Я же, напротив, холодно и с неодобрением восприняла ответ Тулинова, хотя он и говорил искренне, а под конец и вовсе разгорячился. И критичность моя была обусловлена не только тем, что он вместо «действительность» употреблял слово «реальность», словно желал показать свою ученость; это была совсем крошечная ложка дегтя.
Имелся куда более значительный изъян в его суждениях, и заключался он в том, что Тулинов, так настаивавший на значении красоты в искусстве, может быть, и справедливо настаивавший, исключил, однако, из них, своих суждений, такую важную деталь искусства как вымысел.
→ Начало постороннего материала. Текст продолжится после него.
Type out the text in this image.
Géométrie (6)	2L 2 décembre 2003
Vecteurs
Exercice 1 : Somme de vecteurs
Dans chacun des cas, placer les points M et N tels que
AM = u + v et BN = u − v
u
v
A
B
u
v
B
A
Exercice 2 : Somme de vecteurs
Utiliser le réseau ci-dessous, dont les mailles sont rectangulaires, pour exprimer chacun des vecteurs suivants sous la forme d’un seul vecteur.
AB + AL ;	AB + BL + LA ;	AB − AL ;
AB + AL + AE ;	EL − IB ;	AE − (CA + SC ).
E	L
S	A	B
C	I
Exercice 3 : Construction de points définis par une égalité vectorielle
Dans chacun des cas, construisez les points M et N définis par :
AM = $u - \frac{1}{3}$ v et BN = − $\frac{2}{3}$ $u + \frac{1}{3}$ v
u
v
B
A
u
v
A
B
Вот почему фотография неспособна заменить живопись, вот почему профессия художника не умрет, – не столько в красоте здесь дело! А в том дело, что природа не может воспроизвести фотографию, как воспроизводит она вымысел, как воспроизвела меня: природе в случае с фотографией не за что уцепиться, фотография сама – ее слепое, механическое воспроизведение. Да, такое повторение, что породило меня, – чудо, о чем я уже в свое время размышляла, но ведь именно надежда на чудо и есть подспудная движущая сила искусства, это тот стимул, что заставляет живописца браться за кисть, а писателя – за перо. Я допускаю, что не слишком верно понимаю суть творчества, но мне, как плоду вымысла, хочется думать так, как я думаю, и ничто меня уже не переубедит.
Как я узнала позднее, по-другому рассуждал, по воле Гончарова, Райский из его «Обрыва», или «Художника». Он тоже, как и Тулинов, ставил во главу угла в искусстве красоту. «Вся цель моя, задача, идея – красота!» – мысленно восклицал он. Уж не после ли этого разговора с Тулиновым Гончаров наделил своего Райского такими мыслями? Пожалуй, что так и было: когда Гончаров прочитал при мне это место в рукописи, я тут же вспомнила Тулинова.
Тогда-то я и поняла, для чего мой хозяин завел беседу о живописи: не для того чтобы порассуждать о судьбах ее: глупо было полагать, будто он всерьез мог опасаться, что она может себя изжить. Нет, он хотел вывести Тулинова на откровенность, чтобы услышать из его уст слова о красоте как о смысле искусства – те слова, что и должен был сказать художник. А услышав, со спокойною душой ввел их в свой роман. Но, разумеется, не с фотографической точностью: роман – не фотография, и такая точность – не главный принцип в нем.